8. The Import Process Step by Step

  1. Appoint / confirm the Israeli Responsible Person — typically the importer; the RP's details appear on the product label.
  2. Obtain the CPNP reference and PIF from the EU Responsible Person or the manufacturer.
  3. Verify substance compliance — cross-check the INCI list against Annexes II–VI of EU Regulation 1223/2009 for prohibited, restricted, preservative, colourant, and UV-filter compliance.
  4. Prepare Hebrew labelling — pre-print at origin or plan overstickering at an Israeli bonded warehouse.
  5. File the notification with the Ministry of Health Pharmaceutical Division referencing the CPNP record and the Israeli RP.
  6. Ship and clear customs — customs broker files import declaration with the cosmetics notification reference.
  7. Retail & Cosmetovigilance — once on market, the RP monitors undesirable effects, maintains the PIF current, and is subject to Ministry of Health post-market surveillance.

Frequently Asked Questions

Does a CPNP record alone let me import into Israel?
No — it is the foundation but not the full package. You also need: a complete Product Information File, a designated Israeli Responsible Person, substance-compliance verification against Annexes II–VI of EU Regulation 1223/2009, Hebrew labelling, and a filed notification with the Ministry of Health Pharmaceutical Division. The CPNP record is the EU evidence; the Israeli notification is the Israeli filing.
What is a Responsible Person and who can act as one?
A Responsible Person (RP) is a legal or natural person established in Israel, named on the product label, who carries legal responsibility for the product's compliance, PIF maintenance, Ministry of Health notification, cosmetovigilance, and any recall. For an imported brand, the importer in Israel typically acts as the RP; the role can also be contracted to a specialist regulatory-services firm.

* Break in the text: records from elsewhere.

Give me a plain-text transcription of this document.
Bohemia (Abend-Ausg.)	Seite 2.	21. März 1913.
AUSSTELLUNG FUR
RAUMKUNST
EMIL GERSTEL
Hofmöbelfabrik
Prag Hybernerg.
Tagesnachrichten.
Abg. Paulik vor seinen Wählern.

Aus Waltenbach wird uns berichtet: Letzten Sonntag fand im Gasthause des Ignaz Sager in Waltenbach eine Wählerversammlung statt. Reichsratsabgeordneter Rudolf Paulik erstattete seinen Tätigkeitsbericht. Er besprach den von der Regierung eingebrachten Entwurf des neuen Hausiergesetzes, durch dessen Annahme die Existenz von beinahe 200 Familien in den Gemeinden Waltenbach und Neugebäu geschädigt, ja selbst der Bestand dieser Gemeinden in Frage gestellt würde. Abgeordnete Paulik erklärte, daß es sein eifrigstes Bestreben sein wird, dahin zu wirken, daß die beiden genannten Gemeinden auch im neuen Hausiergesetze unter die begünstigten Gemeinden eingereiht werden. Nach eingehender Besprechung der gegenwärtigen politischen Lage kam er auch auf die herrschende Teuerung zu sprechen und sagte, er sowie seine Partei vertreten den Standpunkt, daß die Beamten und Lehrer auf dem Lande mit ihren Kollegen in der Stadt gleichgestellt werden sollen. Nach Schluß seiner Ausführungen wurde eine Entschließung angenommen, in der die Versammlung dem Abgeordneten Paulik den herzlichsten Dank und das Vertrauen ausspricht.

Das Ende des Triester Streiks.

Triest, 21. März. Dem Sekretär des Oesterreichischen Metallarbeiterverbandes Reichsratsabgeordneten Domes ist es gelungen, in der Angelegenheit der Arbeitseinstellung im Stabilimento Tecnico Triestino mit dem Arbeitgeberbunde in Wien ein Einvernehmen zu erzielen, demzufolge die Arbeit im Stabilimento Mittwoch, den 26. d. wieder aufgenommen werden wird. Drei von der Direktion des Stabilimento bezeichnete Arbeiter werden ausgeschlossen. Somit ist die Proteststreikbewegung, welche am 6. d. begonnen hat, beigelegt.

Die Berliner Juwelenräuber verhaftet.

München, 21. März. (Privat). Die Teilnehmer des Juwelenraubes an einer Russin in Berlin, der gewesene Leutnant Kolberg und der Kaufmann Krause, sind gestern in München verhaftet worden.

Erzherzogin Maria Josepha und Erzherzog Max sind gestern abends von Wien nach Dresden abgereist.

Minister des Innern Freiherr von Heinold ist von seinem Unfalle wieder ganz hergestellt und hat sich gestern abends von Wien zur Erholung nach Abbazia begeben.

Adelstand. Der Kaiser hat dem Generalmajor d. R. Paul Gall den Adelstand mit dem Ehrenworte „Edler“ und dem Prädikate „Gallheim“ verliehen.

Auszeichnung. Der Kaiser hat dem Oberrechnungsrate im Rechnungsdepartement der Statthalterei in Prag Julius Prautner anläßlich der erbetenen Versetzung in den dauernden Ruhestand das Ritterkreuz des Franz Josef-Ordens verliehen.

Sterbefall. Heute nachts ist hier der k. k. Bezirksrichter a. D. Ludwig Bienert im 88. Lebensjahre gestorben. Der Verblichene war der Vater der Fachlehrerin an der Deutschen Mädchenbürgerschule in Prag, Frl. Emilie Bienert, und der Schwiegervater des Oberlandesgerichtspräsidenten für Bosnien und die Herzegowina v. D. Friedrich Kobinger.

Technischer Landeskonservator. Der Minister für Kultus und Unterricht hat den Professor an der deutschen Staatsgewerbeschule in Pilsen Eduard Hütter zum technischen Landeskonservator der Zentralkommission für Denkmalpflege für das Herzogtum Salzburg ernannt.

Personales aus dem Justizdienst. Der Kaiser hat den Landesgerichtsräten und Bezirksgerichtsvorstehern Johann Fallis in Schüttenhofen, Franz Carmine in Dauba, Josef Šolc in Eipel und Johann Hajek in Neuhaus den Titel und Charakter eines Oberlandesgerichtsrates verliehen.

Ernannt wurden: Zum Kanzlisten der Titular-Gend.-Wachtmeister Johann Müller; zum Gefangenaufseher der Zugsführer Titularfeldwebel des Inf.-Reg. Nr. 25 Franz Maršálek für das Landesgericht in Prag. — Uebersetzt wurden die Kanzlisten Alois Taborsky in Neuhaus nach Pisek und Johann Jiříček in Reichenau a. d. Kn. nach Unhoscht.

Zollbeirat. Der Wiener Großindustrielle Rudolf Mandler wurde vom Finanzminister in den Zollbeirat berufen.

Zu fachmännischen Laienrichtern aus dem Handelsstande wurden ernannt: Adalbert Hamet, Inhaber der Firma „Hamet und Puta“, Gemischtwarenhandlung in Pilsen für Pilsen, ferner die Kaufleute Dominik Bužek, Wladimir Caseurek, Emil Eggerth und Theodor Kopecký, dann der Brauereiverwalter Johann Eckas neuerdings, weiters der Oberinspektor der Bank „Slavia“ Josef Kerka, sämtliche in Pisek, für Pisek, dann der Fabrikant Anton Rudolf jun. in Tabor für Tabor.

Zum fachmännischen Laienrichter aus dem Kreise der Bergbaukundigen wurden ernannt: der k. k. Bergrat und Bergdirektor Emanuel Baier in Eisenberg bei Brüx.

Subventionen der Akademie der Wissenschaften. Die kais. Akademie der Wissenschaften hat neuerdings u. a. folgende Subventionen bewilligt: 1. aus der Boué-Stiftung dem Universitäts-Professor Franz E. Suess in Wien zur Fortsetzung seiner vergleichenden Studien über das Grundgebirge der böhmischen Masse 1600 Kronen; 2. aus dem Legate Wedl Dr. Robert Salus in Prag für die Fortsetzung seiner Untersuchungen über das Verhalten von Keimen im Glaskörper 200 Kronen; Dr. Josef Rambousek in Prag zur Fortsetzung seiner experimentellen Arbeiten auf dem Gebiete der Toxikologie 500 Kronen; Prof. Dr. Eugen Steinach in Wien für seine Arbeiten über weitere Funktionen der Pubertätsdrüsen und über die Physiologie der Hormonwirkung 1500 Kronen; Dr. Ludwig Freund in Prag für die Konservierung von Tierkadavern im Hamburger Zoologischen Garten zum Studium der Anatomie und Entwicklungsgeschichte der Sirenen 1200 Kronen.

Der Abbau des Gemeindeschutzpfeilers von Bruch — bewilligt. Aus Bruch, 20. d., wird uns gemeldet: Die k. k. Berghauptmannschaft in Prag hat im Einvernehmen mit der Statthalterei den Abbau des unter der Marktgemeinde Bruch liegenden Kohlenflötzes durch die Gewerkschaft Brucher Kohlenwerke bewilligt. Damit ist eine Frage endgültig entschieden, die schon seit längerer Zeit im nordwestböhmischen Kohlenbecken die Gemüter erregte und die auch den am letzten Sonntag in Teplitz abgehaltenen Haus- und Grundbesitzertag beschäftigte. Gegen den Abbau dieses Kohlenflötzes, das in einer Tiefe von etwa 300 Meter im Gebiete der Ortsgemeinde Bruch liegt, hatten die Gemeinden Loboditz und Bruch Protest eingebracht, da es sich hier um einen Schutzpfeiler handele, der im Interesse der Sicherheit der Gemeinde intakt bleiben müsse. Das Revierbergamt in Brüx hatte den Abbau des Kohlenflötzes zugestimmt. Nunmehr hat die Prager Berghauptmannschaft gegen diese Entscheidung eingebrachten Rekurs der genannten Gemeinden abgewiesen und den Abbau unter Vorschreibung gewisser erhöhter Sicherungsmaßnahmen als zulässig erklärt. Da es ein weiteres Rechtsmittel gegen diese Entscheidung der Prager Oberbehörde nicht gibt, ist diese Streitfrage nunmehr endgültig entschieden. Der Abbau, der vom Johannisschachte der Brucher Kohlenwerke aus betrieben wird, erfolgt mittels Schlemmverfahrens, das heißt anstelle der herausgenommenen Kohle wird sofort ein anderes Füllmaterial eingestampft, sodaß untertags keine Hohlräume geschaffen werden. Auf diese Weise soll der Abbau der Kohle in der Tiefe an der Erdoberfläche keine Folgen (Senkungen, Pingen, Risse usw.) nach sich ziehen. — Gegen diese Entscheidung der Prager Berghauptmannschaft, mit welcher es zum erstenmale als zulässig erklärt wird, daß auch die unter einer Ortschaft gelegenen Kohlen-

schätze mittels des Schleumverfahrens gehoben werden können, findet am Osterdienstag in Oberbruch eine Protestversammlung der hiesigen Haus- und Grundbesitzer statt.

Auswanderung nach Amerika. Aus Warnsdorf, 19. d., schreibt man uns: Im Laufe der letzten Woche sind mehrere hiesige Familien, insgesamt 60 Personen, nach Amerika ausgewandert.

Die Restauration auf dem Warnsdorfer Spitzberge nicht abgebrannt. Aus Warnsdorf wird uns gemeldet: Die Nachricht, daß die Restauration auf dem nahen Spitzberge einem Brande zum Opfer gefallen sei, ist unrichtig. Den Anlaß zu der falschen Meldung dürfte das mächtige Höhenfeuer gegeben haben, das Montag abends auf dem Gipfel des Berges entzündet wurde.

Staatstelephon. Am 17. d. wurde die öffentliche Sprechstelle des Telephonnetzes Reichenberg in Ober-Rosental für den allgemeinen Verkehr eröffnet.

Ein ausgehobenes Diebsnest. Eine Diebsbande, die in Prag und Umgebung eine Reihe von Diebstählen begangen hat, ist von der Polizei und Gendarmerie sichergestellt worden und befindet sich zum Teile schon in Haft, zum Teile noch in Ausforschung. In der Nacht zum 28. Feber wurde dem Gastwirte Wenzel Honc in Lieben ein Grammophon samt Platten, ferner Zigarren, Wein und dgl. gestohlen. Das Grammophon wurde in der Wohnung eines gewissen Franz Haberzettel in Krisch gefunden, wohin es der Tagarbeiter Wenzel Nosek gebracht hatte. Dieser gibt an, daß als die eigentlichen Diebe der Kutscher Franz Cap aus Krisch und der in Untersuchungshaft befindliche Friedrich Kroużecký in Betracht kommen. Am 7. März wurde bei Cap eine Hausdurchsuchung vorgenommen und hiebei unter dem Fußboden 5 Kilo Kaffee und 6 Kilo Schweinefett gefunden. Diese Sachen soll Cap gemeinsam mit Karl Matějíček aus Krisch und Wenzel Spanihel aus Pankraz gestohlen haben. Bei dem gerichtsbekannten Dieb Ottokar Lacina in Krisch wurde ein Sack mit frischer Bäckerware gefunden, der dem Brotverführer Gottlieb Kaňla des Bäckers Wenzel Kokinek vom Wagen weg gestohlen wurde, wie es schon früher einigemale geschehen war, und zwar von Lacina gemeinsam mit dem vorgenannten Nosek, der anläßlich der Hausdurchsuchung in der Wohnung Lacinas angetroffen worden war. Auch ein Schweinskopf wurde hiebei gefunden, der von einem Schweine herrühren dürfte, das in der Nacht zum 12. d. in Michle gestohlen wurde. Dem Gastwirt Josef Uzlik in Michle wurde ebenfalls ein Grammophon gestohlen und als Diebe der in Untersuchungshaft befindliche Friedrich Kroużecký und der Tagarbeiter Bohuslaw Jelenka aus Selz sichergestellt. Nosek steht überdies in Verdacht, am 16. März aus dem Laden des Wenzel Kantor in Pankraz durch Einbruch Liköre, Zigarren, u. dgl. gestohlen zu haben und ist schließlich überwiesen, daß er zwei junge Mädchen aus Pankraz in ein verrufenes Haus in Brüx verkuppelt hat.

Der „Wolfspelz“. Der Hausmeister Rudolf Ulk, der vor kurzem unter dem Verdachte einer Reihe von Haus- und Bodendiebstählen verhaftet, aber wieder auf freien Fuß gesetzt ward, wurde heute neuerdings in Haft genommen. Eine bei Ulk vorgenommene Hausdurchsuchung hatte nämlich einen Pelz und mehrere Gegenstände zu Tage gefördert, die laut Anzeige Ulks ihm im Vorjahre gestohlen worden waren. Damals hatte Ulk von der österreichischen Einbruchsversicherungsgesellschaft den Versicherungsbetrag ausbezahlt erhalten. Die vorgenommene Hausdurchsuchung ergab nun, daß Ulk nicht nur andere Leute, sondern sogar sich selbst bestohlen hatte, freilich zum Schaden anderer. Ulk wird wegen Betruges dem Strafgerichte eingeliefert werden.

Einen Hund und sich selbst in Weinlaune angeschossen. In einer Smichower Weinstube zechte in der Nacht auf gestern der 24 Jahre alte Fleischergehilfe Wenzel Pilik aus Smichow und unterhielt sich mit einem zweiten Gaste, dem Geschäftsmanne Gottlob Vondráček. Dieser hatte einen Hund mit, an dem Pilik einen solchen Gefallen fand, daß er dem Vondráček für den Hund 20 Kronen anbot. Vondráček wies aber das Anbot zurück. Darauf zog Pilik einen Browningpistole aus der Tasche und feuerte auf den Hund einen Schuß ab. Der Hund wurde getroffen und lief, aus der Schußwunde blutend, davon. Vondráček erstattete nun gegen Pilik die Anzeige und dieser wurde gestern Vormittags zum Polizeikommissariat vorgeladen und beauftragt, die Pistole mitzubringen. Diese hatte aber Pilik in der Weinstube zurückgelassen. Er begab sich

The RP must be Israeli-established and reachable by regulators.
What goes into a Product Information File?
Under EU Regulation 1223/2009, the PIF must contain: product description and identity, a Cosmetic Product Safety Report (CPSR) from a qualified safety assessor, manufacturing method with ISO 22716 GMP declaration, full INCI ingredient list, evidence supporting any functional or benefit claims, evidence of any claimed effects (SPF, anti-ageing, etc.), data on any serious undesirable effects, and an animal-testing statement where relevant. The PIF is kept by the RP and produced on inspection, not submitted at import.

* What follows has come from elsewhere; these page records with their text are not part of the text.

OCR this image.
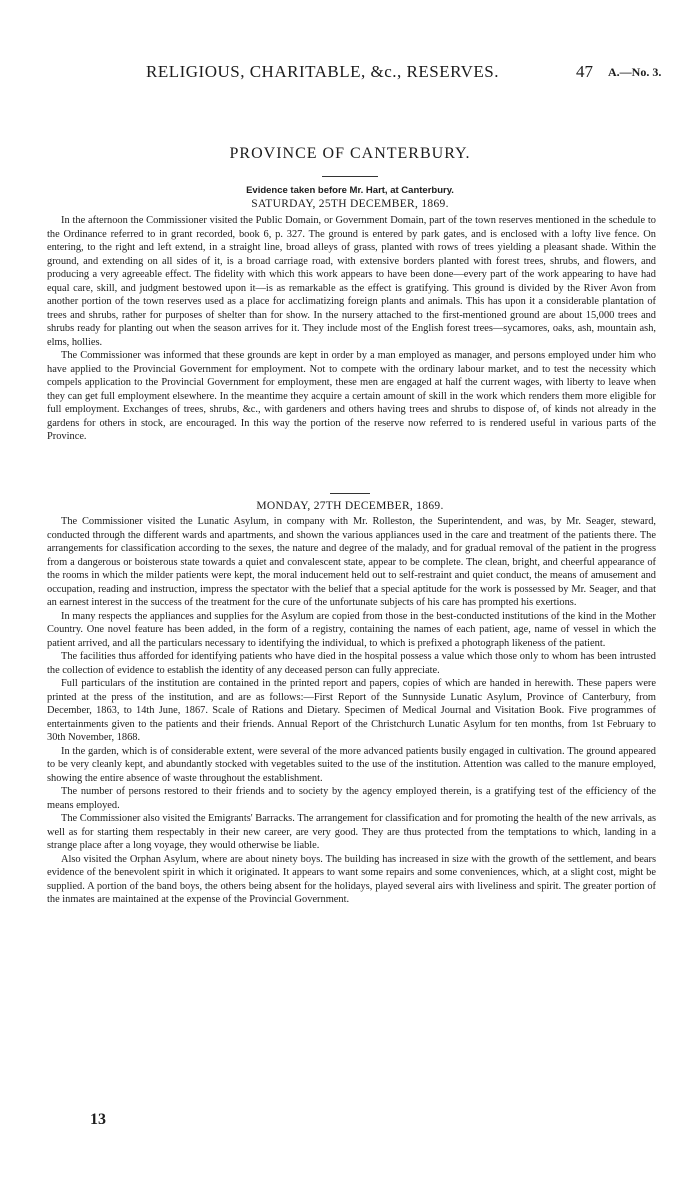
RELIGIOUS, CHARITABLE, &c., RESERVES.	47 A.—No. 3.
PROVINCE OF CANTERBURY.
Evidence taken before Mr. Hart, at Canterbury.
SATURDAY, 25TH DECEMBER, 1869.

In the afternoon the Commissioner visited the Public Domain, or Government Domain, part of the town reserves mentioned in the schedule to the Ordinance referred to in grant recorded, book 6, p. 327. The ground is entered by park gates, and is enclosed with a lofty live fence. On entering, to the right and left extend, in a straight line, broad alleys of grass, planted with rows of trees yielding a pleasant shade. Within the ground, and extending on all sides of it, is a broad carriage road, with extensive borders planted with forest trees, shrubs, and flowers, and producing a very agreeable effect. The fidelity with which this work appears to have been done—every part of the work appearing to have had equal care, skill, and judgment bestowed upon it—is as remarkable as the effect is gratifying. This ground is divided by the River Avon from another portion of the town reserves used as a place for acclimatizing foreign plants and animals. This has upon it a considerable plantation of trees and shrubs, rather for purposes of shelter than for show. In the nursery attached to the first-mentioned ground are about 15,000 trees and shrubs ready for planting out when the season arrives for it. They include most of the English forest trees—sycamores, oaks, ash, mountain ash, elms, hollies.

The Commissioner was informed that these grounds are kept in order by a man employed as manager, and persons employed under him who have applied to the Provincial Government for employment. Not to compete with the ordinary labour market, and to test the necessity which compels application to the Provincial Government for employment, these men are engaged at half the current wages, with liberty to leave when they can get full employment elsewhere. In the meantime they acquire a certain amount of skill in the work which renders them more eligible for full employment. Exchanges of trees, shrubs, &c., with gardeners and others having trees and shrubs to dispose of, of kinds not already in the gardens for others in stock, are encouraged. In this way the portion of the reserve now referred to is rendered useful in various parts of the Province.

MONDAY, 27TH DECEMBER, 1869.

The Commissioner visited the Lunatic Asylum, in company with Mr. Rolleston, the Superintendent, and was, by Mr. Seager, steward, conducted through the different wards and apartments, and shown the various appliances used in the care and treatment of the patients there. The arrangements for classification according to the sexes, the nature and degree of the malady, and for gradual removal of the patient in the progress from a dangerous or boisterous state towards a quiet and convalescent state, appear to be complete. The clean, bright, and cheerful appearance of the rooms in which the milder patients were kept, the moral inducement held out to self-restraint and quiet conduct, the means of amusement and occupation, reading and instruction, impress the spectator with the belief that a special aptitude for the work is possessed by Mr. Seager, and that an earnest interest in the success of the treatment for the cure of the unfortunate subjects of his care has prompted his exertions.

In many respects the appliances and supplies for the Asylum are copied from those in the best-conducted institutions of the kind in the Mother Country. One novel feature has been added, in the form of a registry, containing the names of each patient, age, name of vessel in which the patient arrived, and all the particulars necessary to identifying the individual, to which is prefixed a photograph likeness of the patient.

The facilities thus afforded for identifying patients who have died in the hospital possess a value which those only to whom has been intrusted the collection of evidence to establish the identity of any deceased person can fully appreciate.

Full particulars of the institution are contained in the printed report and papers, copies of which are handed in herewith. These papers were printed at the press of the institution, and are as follows:—First Report of the Sunnyside Lunatic Asylum, Province of Canterbury, from December, 1863, to 14th June, 1867. Scale of Rations and Dietary. Specimen of Medical Journal and Visitation Book. Five programmes of entertainments given to the patients and their friends. Annual Report of the Christchurch Lunatic Asylum for ten months, from 1st February to 30th November, 1868.

In the garden, which is of considerable extent, were several of the more advanced patients busily engaged in cultivation. The ground appeared to be very cleanly kept, and abundantly stocked with vegetables suited to the use of the institution. Attention was called to the manure employed, showing the entire absence of waste throughout the establishment.

The number of persons restored to their friends and to society by the agency employed therein, is a gratifying test of the efficiency of the means employed.

The Commissioner also visited the Emigrants' Barracks. The arrangement for classification and for promoting the health of the new arrivals, as well as for starting them respectably in their new career, are very good. They are thus protected from the temptations to which, landing in a strange place after a long voyage, they would otherwise be liable.

Also visited the Orphan Asylum, where are about ninety boys. The building has increased in size with the growth of the settlement, and bears evidence of the benevolent spirit in which it originated. It appears to want some repairs and some conveniences, which, at a slight cost, might be supplied. A portion of the band boys, the others being absent for the holidays, played several airs with liveliness and spirit. The greater portion of the inmates are maintained at the expense of the Provincial Government.

13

Which cosmetic ingredients are prohibited in Israel?
Israel applies the substantive lists from EU Regulation 1223/2009. Annex II lists over 1,600 prohibited substances (including certain heavy metals, some preservatives, hydroquinone in leave-on products, and many dyes). Annex III lists restricted substances allowed only within concentration limits and with specific warnings. Annexes IV–VI list permitted colourants, preservatives, and UV filters. A product whose formulation passes these Annexes — as evidenced by its CPNP record and PIF — passes the Israeli substance-compliance test.
Is Hebrew labelling mandatory on cosmetics?
Yes. The product name and function, warnings, usage instructions, and Responsible Person contact information must appear in Hebrew. The INCI ingredients list is permitted in Latin script as per international INCI convention. Labelling may be applied at origin or at an Israeli bonded warehouse through overstickering — smaller brands typically oversticker to preserve inventory flexibility; larger volumes justify pre-printed Hebrew packaging at origin.
What is Cosmetovigilance?
Cosmetovigilance is the structured monitoring of serious undesirable effects (SUE) reported after a cosmetic product is placed on market. The Responsible Person must collect, evaluate, and — when a SUE is confirmed — notify the Ministry of Health. If a pattern emerges, the Ministry can order product withdrawal or recall. It mirrors the EU Cosmetovigilance requirement under Article 23 of Regulation 1223/2009.
Source: Ministry of Health — Pharmaceutical Division, cosmetics notification regime (effective 1 January 2025); EU Regulation (EC) 1223/2009 on cosmetic products and annexes II–VI; ISO 22716 Good Manufacturing Practices for cosmetics; CPNP (Cosmetic Product Notification Portal) — European Commission; Israeli Ministry of Economy import guide (gov.il).